François Auque, CEO of Astrium declared after the signature:

 

“This new contract reinforces our strategic partnership with KGS and demonstrates Kazakhstan’s strong commitment to pursuing a national space programme”.

 

“We are now also working closely with KGS to best develop the distribution of Earth observation data and provide satellite services to the Government and private sector in Kazakhstan.”

 

A Joint Venture signed between KGS and Astrium in October 2009 to jointly manage the Astana AIT Centre and implement Kazakhstan’s future satellite programmes will now become operational.

 

Kazakhstan has been involved in spaceflight since the very beginning. In 1957, the Soviet Union chose Baikonur as the launch site for the first satellite, the legendary Sputnik 1. Then, in 1961, the world’s first astronaut, Yuri Gagarin, took off from Baikonur. Baikonur is still Russia’s primary launch site under lease from the Republic of Kazakhstan.
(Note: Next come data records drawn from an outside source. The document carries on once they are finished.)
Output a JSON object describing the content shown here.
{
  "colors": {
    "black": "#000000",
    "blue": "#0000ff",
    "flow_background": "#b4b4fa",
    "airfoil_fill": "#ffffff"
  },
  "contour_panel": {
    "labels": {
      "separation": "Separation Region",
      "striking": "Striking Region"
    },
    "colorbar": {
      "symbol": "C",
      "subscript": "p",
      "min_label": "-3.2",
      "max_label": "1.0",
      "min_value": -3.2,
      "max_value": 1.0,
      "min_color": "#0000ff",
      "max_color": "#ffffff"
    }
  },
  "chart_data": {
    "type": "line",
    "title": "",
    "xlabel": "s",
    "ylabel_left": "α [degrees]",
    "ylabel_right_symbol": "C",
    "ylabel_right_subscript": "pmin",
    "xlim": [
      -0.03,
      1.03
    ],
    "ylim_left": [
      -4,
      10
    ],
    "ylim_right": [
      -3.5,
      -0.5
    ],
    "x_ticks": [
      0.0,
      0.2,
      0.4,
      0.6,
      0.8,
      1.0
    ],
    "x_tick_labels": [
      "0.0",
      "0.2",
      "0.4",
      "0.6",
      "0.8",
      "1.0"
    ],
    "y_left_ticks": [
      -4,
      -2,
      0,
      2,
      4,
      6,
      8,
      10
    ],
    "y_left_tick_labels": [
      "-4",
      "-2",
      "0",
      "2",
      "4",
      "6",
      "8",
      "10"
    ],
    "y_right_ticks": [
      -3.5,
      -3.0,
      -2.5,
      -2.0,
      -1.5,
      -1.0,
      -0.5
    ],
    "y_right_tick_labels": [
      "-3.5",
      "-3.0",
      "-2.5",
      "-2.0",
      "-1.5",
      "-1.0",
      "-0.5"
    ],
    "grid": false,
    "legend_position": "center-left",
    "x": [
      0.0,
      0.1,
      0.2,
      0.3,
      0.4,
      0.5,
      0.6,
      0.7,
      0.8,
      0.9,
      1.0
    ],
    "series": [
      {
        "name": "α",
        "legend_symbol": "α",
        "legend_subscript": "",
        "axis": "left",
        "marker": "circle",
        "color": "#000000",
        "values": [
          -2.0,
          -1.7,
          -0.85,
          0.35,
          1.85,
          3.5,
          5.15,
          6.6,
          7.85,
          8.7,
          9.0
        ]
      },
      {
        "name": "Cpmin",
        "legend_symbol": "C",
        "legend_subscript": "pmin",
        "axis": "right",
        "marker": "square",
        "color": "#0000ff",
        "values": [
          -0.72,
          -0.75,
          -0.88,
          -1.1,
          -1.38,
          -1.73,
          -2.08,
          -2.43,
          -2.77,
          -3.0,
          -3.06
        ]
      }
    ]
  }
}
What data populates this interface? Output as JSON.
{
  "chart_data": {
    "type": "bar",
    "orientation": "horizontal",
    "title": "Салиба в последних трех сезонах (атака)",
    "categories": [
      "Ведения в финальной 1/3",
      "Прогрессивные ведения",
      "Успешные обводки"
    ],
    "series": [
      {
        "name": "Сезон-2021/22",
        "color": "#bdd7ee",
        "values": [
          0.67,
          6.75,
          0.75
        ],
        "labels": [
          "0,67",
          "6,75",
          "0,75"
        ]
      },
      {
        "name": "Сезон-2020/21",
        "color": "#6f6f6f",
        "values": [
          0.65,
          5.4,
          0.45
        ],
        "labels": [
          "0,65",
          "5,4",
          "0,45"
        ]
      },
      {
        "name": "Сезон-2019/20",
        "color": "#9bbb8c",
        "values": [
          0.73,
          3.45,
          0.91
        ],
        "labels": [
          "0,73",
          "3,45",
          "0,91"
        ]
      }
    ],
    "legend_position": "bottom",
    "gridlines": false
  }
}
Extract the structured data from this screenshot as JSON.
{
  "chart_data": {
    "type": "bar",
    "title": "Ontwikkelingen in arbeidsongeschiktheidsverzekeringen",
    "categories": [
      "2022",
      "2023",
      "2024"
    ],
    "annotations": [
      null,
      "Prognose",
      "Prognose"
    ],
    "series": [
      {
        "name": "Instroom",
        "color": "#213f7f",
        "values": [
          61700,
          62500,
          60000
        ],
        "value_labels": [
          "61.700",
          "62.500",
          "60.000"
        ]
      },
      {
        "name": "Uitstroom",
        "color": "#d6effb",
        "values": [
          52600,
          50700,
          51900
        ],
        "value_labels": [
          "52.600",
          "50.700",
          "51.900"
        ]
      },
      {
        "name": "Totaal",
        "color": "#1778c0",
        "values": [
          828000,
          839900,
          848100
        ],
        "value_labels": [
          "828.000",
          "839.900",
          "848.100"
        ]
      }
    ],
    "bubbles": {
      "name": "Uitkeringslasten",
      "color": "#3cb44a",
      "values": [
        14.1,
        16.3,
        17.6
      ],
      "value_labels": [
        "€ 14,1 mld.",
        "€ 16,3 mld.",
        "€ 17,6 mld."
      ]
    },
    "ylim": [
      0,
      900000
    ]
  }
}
Since the early space age, all the human Soyouz flights to the Space Stations have taken off from Baikonur.

 

Kazakhstan is now developing new ambitions in space as part of the programme "A New Kazakhstan in a New World".

 

One of the goals of this programme – launched ten years ago by the President of the Republic of Kazakhstan, Mr Nursultan Nazarbayev – is to provide the country with the most advanced technology and to develop Kazakhstan’s own industrial expertise. Astrium, the European leader in space technology, is offering Kazakhstan its know-how via a strategic and technological partnership that will help the country fulfil its space ambitions.